11. Nevertheless, the district court abused its discretion when it certified a punitive-damage class under Rule 23(b)(2) without considering whether it was more appropriately handled unset Rule 23(b)(3): “Notwithstanding its decision to require notice and an opportunity for opt-out, the district court abused its discretion by certifying the punitive damages claims under Rule 23(b)(2) without first undertaking an analysis of whether certification of the claim for punitive damages (in addition to injunctive and declaratory relief as well as back pay) rendered the final relief ‘predominantly’ related to monetary damages. See Fed. R. Civ.
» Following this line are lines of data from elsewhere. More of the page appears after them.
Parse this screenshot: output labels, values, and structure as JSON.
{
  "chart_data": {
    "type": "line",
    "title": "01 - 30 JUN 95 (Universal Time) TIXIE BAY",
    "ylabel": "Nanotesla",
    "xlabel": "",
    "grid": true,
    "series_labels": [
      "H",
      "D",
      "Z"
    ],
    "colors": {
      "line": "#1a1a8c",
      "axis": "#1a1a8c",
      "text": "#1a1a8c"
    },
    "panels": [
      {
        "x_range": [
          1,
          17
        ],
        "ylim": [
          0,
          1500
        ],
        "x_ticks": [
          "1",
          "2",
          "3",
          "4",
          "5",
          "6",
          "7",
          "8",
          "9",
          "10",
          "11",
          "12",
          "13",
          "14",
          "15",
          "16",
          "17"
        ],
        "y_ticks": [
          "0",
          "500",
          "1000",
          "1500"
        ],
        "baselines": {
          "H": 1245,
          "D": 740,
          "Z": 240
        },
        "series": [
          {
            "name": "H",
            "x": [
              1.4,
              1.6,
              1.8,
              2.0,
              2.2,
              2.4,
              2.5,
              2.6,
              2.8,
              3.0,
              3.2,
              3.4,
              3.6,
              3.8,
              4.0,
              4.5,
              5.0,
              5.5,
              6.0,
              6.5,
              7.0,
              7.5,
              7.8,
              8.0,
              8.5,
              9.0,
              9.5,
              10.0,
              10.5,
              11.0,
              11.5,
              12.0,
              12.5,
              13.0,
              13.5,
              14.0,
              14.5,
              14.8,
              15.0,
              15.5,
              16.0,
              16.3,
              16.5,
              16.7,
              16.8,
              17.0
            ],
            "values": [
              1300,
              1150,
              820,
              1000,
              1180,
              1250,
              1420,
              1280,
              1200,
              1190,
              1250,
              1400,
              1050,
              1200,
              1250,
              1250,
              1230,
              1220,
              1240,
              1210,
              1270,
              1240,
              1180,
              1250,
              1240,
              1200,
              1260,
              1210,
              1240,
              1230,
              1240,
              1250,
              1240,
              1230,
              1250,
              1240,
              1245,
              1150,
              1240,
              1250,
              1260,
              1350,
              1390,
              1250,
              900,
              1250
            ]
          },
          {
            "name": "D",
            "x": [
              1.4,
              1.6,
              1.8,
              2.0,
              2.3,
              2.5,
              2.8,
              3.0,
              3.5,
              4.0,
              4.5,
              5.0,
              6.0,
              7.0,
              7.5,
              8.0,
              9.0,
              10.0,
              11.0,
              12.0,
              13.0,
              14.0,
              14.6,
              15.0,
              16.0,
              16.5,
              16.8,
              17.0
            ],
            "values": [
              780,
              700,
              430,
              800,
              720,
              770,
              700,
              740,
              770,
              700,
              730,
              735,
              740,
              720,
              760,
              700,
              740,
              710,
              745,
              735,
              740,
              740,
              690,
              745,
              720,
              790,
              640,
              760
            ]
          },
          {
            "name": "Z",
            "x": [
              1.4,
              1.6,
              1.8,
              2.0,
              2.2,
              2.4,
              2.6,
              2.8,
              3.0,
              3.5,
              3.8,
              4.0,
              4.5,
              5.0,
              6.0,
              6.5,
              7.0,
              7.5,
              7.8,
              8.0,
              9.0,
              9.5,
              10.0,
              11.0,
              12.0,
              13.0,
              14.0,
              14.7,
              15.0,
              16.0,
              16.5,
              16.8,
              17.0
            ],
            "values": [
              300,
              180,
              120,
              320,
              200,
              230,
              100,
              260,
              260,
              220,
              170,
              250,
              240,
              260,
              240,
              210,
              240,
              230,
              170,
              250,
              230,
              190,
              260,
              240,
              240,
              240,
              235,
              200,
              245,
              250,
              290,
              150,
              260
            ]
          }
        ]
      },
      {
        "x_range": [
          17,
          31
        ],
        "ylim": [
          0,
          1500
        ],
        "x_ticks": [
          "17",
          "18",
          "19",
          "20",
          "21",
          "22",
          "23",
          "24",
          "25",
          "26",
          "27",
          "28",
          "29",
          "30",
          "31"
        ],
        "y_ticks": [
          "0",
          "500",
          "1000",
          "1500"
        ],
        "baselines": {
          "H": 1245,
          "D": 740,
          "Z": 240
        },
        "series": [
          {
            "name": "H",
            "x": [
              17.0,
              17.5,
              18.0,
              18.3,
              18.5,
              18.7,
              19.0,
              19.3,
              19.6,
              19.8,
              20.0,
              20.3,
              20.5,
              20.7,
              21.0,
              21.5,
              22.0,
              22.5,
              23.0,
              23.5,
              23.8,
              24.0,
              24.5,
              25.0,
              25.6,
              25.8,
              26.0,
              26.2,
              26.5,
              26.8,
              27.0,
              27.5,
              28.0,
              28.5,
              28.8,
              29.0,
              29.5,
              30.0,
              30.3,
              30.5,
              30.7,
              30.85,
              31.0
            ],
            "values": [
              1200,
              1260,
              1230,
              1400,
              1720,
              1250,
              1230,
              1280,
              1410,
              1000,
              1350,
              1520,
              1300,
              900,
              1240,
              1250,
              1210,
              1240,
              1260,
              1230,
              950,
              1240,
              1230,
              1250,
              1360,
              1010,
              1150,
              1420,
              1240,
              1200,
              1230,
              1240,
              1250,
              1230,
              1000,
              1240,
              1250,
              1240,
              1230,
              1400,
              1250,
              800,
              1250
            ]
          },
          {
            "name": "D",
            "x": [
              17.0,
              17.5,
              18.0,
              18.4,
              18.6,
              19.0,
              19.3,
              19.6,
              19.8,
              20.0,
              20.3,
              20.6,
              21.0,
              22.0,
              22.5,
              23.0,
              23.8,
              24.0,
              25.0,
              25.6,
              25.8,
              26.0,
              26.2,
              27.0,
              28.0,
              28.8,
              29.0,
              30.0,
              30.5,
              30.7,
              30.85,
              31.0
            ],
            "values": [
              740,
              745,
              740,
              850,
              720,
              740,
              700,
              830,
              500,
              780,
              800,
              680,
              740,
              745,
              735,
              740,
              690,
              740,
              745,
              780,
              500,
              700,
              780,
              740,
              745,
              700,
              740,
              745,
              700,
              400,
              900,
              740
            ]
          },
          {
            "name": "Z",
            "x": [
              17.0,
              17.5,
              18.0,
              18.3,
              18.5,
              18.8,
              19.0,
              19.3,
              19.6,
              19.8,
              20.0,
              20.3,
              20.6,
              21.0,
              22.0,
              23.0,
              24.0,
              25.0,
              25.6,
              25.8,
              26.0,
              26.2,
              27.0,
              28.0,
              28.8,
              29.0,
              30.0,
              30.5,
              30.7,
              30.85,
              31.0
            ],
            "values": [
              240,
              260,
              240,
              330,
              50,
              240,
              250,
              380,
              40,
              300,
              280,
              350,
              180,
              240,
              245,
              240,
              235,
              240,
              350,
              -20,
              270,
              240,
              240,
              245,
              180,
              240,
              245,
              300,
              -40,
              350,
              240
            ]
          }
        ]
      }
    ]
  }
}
P. 23(b)(2), advisory committee’s note to 1996 amends., 39 F.R.D. at 102. Although notice and an opportunity for Plaintiffs to opt-out of the punitive damages claims alleviated some of the concerns regarding cohesiveness and due process that substantial punitive damages claims potentially raise, requiring these procedures does not remove the district court’s obligation to determine whether each of the requirements of certification under either Rule 23(b)(2) or (b)(3) is met.”
12. Plaintiffs who were not Wal-Mart employees at the time the complaint was filed lack standing to bring a suit for injunctive and declaratory relief.
The majority, finally, put in a kind word for the many amicus writers on all sides of the issues: “[fn. 50] The court was favored with an extraordinary variety of amicus briefs that were both thoughtful and helpful to it in its deliberations.”